Les réseaux sociaux sont aussi dans le viseur des autorités. Les Premiers ministres des pays baltes et de Pologne ont envoyé une lettre aux grandes compagnies technologiques pour mieux lutter contre la désinformation. Les députés estoniens et lituaniens vont se pencher prochainement sur des projets de loi pour permettre de mieux punir les discours de haine sur les réseaux sociaux et les sites internet.
En Finlande, les russophones s’inquiètent
Plusieurs incidents ont déjà eu lieu en Finlande et les russophones s’en inquiètent. Les responsables politiques, y compris la Première ministre Sanna Marin, ont réagi et condamné les éventuelles agressions et discrimination.
Ce sentiment anti-russe se manifeste sous plusieurs formes. Par exemple à Hesinkli, nous avons rencontré le personnel d’une association qui œuvre pour l’intégration des russophones. Il y a une semaine, ses employés ont trouvé une une lettre de menace devant leur local. Un énorme drapeau ukrainien, jaune et bleu, a été peint sur les portes en verre du centre culturel et scientifique russe, à Helsinki encore – il s’agit d’une institution financée par Moscou. Son directeur a porté plainte, comme l’association d’ailleurs. Une association de protection de l’enfance a déclaré aussi avoir reçu de nombreux appels d’enfants d’origine russe, qui disent être victimes de harcèlement à l’école ces derniers jours.
Il est assez difficile de dire pour le moment si ce phénomène est vraiment massif. Ce qui est certain, c’est qu’il y a une véritable inquiétude chez les russophones – pas seulement chez les russes d’ailleurs, mais tous ceux qui parlent le russe. Ils sont 80 000 en Finlande et sont originaire de Russie, mais aussi des pays baltes ou d’Ukraine. Beaucoup hésitent à parler leur langue en public. Ce phénomène n’est d’ailleurs pas nouveau puisque plusieurs études ont montré que la discrimination contre les russophones en Finlande était un fait avéré : sur le marché du travail, dans l’accès au logement. Une fois naturalisé, certains changent même de nom pour faire oublier leurs origines.

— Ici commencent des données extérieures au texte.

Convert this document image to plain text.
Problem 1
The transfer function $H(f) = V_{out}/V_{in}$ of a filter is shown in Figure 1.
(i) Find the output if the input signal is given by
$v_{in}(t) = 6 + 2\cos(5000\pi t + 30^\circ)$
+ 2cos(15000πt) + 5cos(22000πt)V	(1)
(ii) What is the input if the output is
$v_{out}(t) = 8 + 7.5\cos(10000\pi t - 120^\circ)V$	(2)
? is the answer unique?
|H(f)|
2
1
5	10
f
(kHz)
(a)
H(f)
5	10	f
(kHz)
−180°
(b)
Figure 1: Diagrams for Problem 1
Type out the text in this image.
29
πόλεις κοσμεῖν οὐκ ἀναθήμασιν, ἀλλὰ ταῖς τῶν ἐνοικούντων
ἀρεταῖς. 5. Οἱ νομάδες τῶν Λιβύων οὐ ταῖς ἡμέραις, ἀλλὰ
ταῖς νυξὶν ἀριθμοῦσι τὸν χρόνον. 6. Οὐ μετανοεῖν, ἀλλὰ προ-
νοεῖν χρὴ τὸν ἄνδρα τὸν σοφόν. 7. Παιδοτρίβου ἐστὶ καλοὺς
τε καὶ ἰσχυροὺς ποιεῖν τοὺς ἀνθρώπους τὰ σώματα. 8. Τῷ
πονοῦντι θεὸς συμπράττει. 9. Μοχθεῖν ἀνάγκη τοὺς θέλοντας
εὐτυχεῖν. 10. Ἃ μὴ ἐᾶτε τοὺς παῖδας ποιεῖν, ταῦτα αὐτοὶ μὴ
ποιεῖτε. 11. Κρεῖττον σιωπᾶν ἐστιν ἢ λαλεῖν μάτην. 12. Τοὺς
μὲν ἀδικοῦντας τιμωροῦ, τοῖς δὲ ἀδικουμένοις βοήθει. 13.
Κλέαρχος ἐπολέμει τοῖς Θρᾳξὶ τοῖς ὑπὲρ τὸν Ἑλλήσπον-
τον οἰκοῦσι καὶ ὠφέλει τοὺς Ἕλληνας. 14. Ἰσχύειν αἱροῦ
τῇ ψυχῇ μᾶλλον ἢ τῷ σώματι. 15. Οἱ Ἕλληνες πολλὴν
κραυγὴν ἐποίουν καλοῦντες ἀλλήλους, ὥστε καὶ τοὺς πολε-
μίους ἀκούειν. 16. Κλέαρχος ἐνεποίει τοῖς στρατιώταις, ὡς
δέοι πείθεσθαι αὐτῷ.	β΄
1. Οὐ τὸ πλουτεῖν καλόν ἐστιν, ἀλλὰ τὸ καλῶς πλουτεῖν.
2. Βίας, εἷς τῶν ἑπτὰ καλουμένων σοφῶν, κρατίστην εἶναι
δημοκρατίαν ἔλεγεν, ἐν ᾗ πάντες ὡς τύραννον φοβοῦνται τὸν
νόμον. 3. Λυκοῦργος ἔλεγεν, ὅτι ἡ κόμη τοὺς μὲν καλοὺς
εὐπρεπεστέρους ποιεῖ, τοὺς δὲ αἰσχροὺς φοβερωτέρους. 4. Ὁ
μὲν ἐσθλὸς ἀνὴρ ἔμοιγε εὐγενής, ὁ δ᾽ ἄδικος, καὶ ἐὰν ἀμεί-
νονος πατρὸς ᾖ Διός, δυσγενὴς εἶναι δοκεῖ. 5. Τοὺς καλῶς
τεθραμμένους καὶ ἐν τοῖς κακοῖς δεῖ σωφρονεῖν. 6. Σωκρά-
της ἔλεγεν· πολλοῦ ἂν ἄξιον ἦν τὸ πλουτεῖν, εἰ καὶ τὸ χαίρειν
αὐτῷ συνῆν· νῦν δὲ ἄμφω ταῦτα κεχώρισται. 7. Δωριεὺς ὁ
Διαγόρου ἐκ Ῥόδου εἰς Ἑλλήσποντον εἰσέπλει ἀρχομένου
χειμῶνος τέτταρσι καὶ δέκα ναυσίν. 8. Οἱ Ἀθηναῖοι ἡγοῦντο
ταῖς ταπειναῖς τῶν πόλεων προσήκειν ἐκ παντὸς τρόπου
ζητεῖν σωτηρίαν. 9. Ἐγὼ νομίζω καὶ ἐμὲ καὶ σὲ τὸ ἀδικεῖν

Le phénomène est lié a un passé très compliqué entre les deux pays. Le grand duché de Finlande était une province autonome au sein de l’empire russe jusqu’en 1917, année de son indépendance. En 1939, l’URSS a attaqué la Finlande, lors de la guerre d’hiver et lui a pris 10 % de son territoire. En 1941, la Finlande a répliqué lors de la guerre de continuation. Il y a eu ensuite les longues décennies de “finlandisation”. Cette époque où la Finlande était certes indépendante mais affichait une neutralité conciliante à l’égard de Moscou. Il ne fallait surtout pas provoquer l’ours russe, à l’est, avec lequel la Finlande partage 1 300 km de frontières. Aujourd’hui, les Finlandais sympathisent à 100 % avec les Ukrainiens – avec lesquels d’ailleurs beaucoup s’identifient.